# Binomial to Normal Approximation

• November 15th 2008, 10:14 PM
lllll
Binomial to Normal Approximation
Assume an airline manages to sell 160 seats for a plane that is only capable of seating 155. Assume that 0.05 of ticket holders cancel their reservation. What is the probability that the place will be overbooked?
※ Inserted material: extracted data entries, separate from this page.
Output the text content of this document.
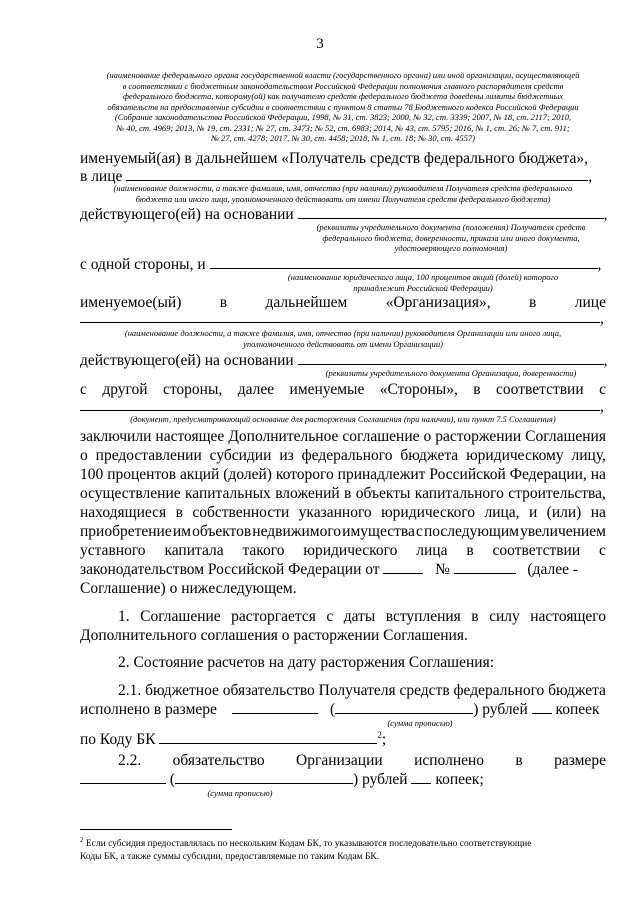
3
(наименование федерального органа государственной власти (государственного органа) или иной организации, осуществляющей
в соответствии с бюджетным законодательством Российской Федерации полномочия главного распорядителя средств
федерального бюджета, которому(ой) как получателю средств федерального бюджета доведены лимиты бюджетных
обязательств на предоставление субсидии в соответствии с пунктом 8 статьи 78 Бюджетного кодекса Российской Федерации
(Собрание законодательства Российской Федерации, 1998, № 31, ст. 3823; 2000, № 32, ст. 3339; 2007, № 18, ст. 2117; 2010,
№ 40, ст. 4969; 2013, № 19, ст. 2331; № 27, ст. 3473; № 52, ст. 6983; 2014, № 43, ст. 5795; 2016, № 1, ст. 26; № 7, ст. 911;
№ 27, ст. 4278; 2017, № 30, ст. 4458; 2018, № 1, ст. 18; № 30, ст. 4557)
именуемый(ая) в дальнейшем «Получатель средств федерального бюджета»,
в лице	,
(наименование должности, а также фамилия, имя, отчество (при наличии) руководителя Получателя средств федерального
бюджета или иного лица, уполномоченного действовать от имени Получателя средств федерального бюджета)
действующего(ей) на основании	,
(реквизиты учредительного документа (положения) Получателя средств
федерального бюджета, доверенности, приказа или иного документа,
удостоверяющего полномочия)
с одной стороны, и	,
(наименование юридического лица, 100 процентов акций (долей) которого
принадлежит Российской Федерации)
именуемое(ый) в дальнейшем «Организация», в лице
,
(наименование должности, а также фамилия, имя, отчество (при наличии) руководителя Организации или иного лица,
уполномоченного действовать от имени Организации)
действующего(ей) на основании	,
(реквизиты учредительного документа Организации, доверенности)
с другой стороны, далее именуемые «Стороны», в соответствии с
,
(документ, предусматривающий основание для расторжения Соглашения (при наличии), или пункт 7.5 Соглашения)
заключили настоящее Дополнительное соглашение о расторжении Соглашения
о предоставлении субсидии из федерального бюджета юридическому лицу,
100 процентов акций (долей) которого принадлежит Российской Федерации, на
осуществление капитальных вложений в объекты капитального строительства,
находящиеся в собственности указанного юридического лица, и (или) на
приобретение им объектов недвижимого имущества с последующим увеличением
уставного капитала такого юридического лица в соответствии с
законодательством Российской Федерации от	№	(далее -
Соглашение) о нижеследующем.
1. Соглашение расторгается с даты вступления в силу настоящего
Дополнительного соглашения о расторжении Соглашения.
2. Состояние расчетов на дату расторжения Соглашения:
2.1. бюджетное обязательство Получателя средств федерального бюджета
исполнено в размере	(	) рублей копеек
(сумма прописью)
по Коду БК	$^2$;
2.2. обязательство Организации исполнено в размере
(	) рублей копеек;
(сумма прописью)
$^2$ Если субсидия предоставлялась по нескольким Кодам БК, то указываются последовательно соответствующие
Коды БК, а также суммы субсидии, предоставляемые по таким Кодам БК.
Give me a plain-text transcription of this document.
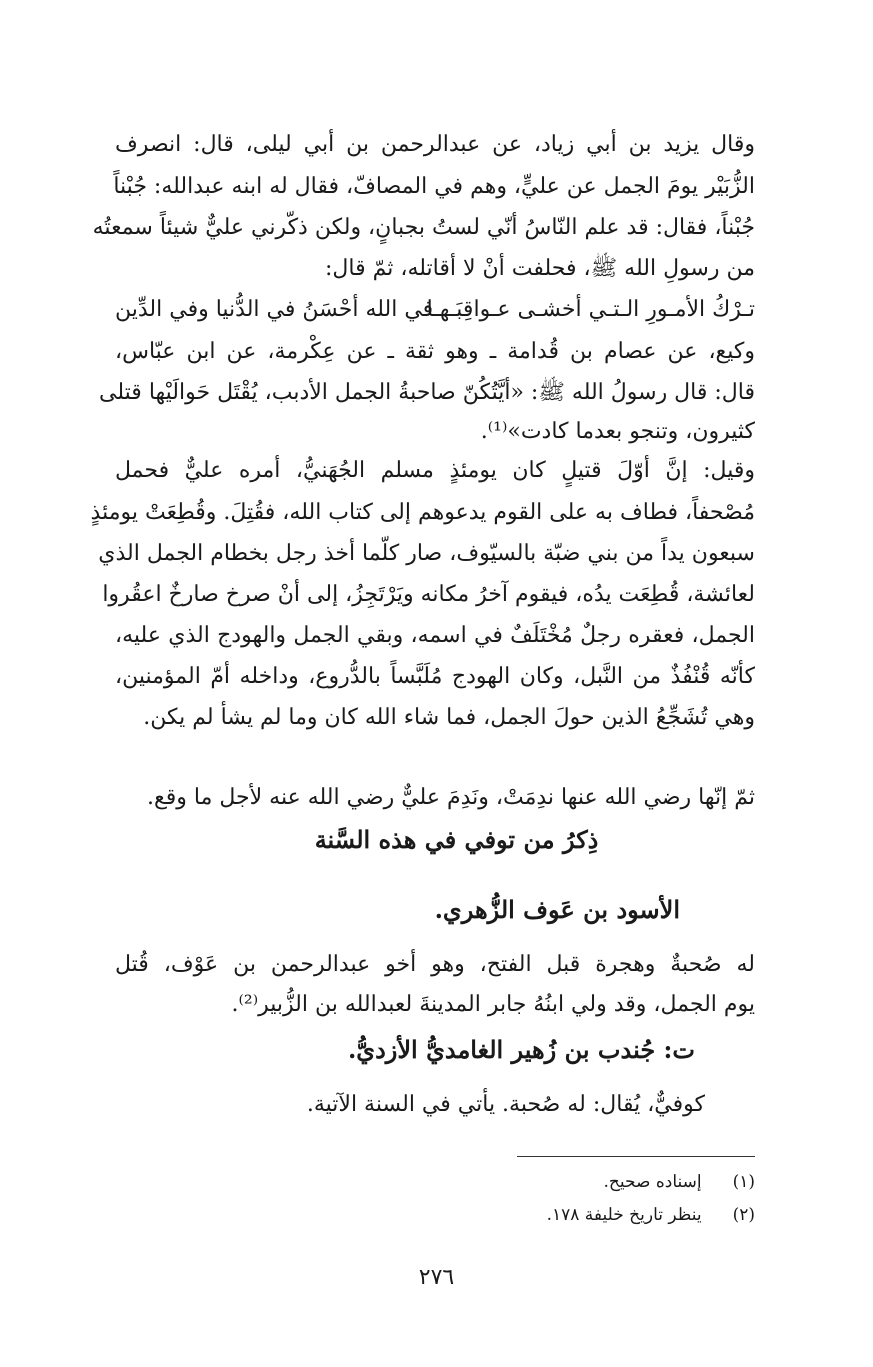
وقال يزيد بن أبي زياد، عن عبدالرحمن بن أبي ليلى، قال: انصرف
الزُّبَيْر يومَ الجمل عن عليٍّ، وهم في المصافّ، فقال له ابنه عبدالله: جُبْناً
جُبْناً، فقال: قد علم النّاسُ أنّي لستُ بجبانٍ، ولكن ذكّرني عليٌّ شيئاً سمعتُه
من رسولِ الله ﷺ، فحلفت أنْ لا أقاتله، ثمّ قال:
تـرْكُ الأمـورِ الـتـي أخشـى عـواقِبَـهـا
في الله أحْسَنُ في الدُّنيا وفي الدِّين
وكيع، عن عصام بن قُدامة ـ وهو ثقة ـ عن عِكْرمة، عن ابن عبّاس،
قال: قال رسولُ الله ﷺ: «أيَّتُكُنّ صاحبةُ الجمل الأدبب، يُقْتَل حَوالَيْها قتلى
كثيرون، وتنجو بعدما كادت»⁽¹⁾.
وقيل: إنَّ أوّلَ قتيلٍ كان يومئذٍ مسلم الجُهَنيُّ، أمره عليٌّ فحمل
مُصْحفاً، فطاف به على القوم يدعوهم إلى كتاب الله، فقُتِلَ. وقُطِعَتْ يومئذٍ
سبعون يداً من بني ضبّة بالسيّوف، صار كلّما أخذ رجل بخطام الجمل الذي
لعائشة، قُطِعَت يدُه، فيقوم آخرُ مكانه ويَرْتَجِزُ، إلى أنْ صرخ صارخٌ اعقُروا
الجمل، فعقره رجلٌ مُخْتَلَفٌ في اسمه، وبقي الجمل والهودج الذي عليه،
كأنّه قُنْفُذٌ من النَّبل، وكان الهودج مُلَبَّساً بالدُّروع، وداخله أمّ المؤمنين،
وهي تُشَجِّعُ الذين حولَ الجمل، فما شاء الله كان وما لم يشأ لم يكن.
ثمّ إنّها رضي الله عنها ندِمَتْ، ونَدِمَ عليٌّ رضي الله عنه لأجل ما وقع.
ذِكرُ من توفي في هذه السَّنة
الأسود بن عَوف الزُّهري.
له صُحبةٌ وهجرة قبل الفتح، وهو أخو عبدالرحمن بن عَوْف، قُتل
يوم الجمل، وقد ولي ابنُهُ جابر المدينةَ لعبدالله بن الزُّبير⁽²⁾.
ت: جُندب بن زُهير الغامديُّ الأزديُّ.
كوفيٌّ، يُقال: له صُحبة. يأتي في السنة الآتية.
(١) إسناده صحيح.
(٢) ينظر تاريخ خليفة ١٧٨.
٢٧٦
I found these http://www.mathhelpforum.com/math-he...obability.html and http://www.mathhelpforum.com/math-he...rs-flight.html that deal with the exact same question, although they focus on solving the problem through the binomial method, which I have no trouble doing, nevertheless I would like to know how to solve it using the Normal Approximation. I am not sure what variables I have to use to get the result...

I would think that my variance would be npq = 160*0.05*0.95=7.6

then I would have:

$P\left(\frac{np-nr}{\sqrt{npq}}= \frac{8-7.75}{\sqrt{7.6}} = 0.90685\right)$

so I would have:

$P(Z\leq 0.90685) = 0.8186$

but the solution in the back of the book gives 0.8980 which would be $P(Z\leq 1.27) = 0.8980$
• November 16th 2008, 12:04 AM
CaptainBlack
Quote:

Originally Posted by lllll
Assume an airline manages to sell 160 seats for a plane that is only capable of seating 155. Assume that 0.05 of ticket holders cancel their reservation. What is the probability that the place will be overbooked?

I found these http://www.mathhelpforum.com/math-he...obability.html and http://www.mathhelpforum.com/math-he...rs-flight.html that deal with the exact same question, although they focus on solving the problem through the binomial method, which I have no trouble doing, nevertheless I would like to know how to solve it using the Normal Approximation. I am not sure what variables I have to use to get the result...

I would think that my variance would be npq = 160*0.05*0.95=7.6

then I would have:

$P\left(\frac{np-nr}{\sqrt{npq}}= \frac{8-7.75}{\sqrt{7.6}} = 0.90685\right)$

so I would have:

$P(Z\leq 0.90685) = 0.8186$

but the solution in the back of the book gives 0.8980 which would be $P(Z\leq 1.27) = 0.8980$

The mean number of passengers that arrive is $152$, the variance of this is $7.6$ and so the standard deviation is $\approx 2.757$.

Now to be overbooked we need to calculate the probability that more than $155$ passengers turn up. The z-score corresponding to this is:

$z=\frac{155.5-152}{2.757}\approx 1.269$

We use $155.5$ in this calculation as a continuity correction, $154.5$ to $155.5$ passengers round to 155 when we are forced to an integer.

CB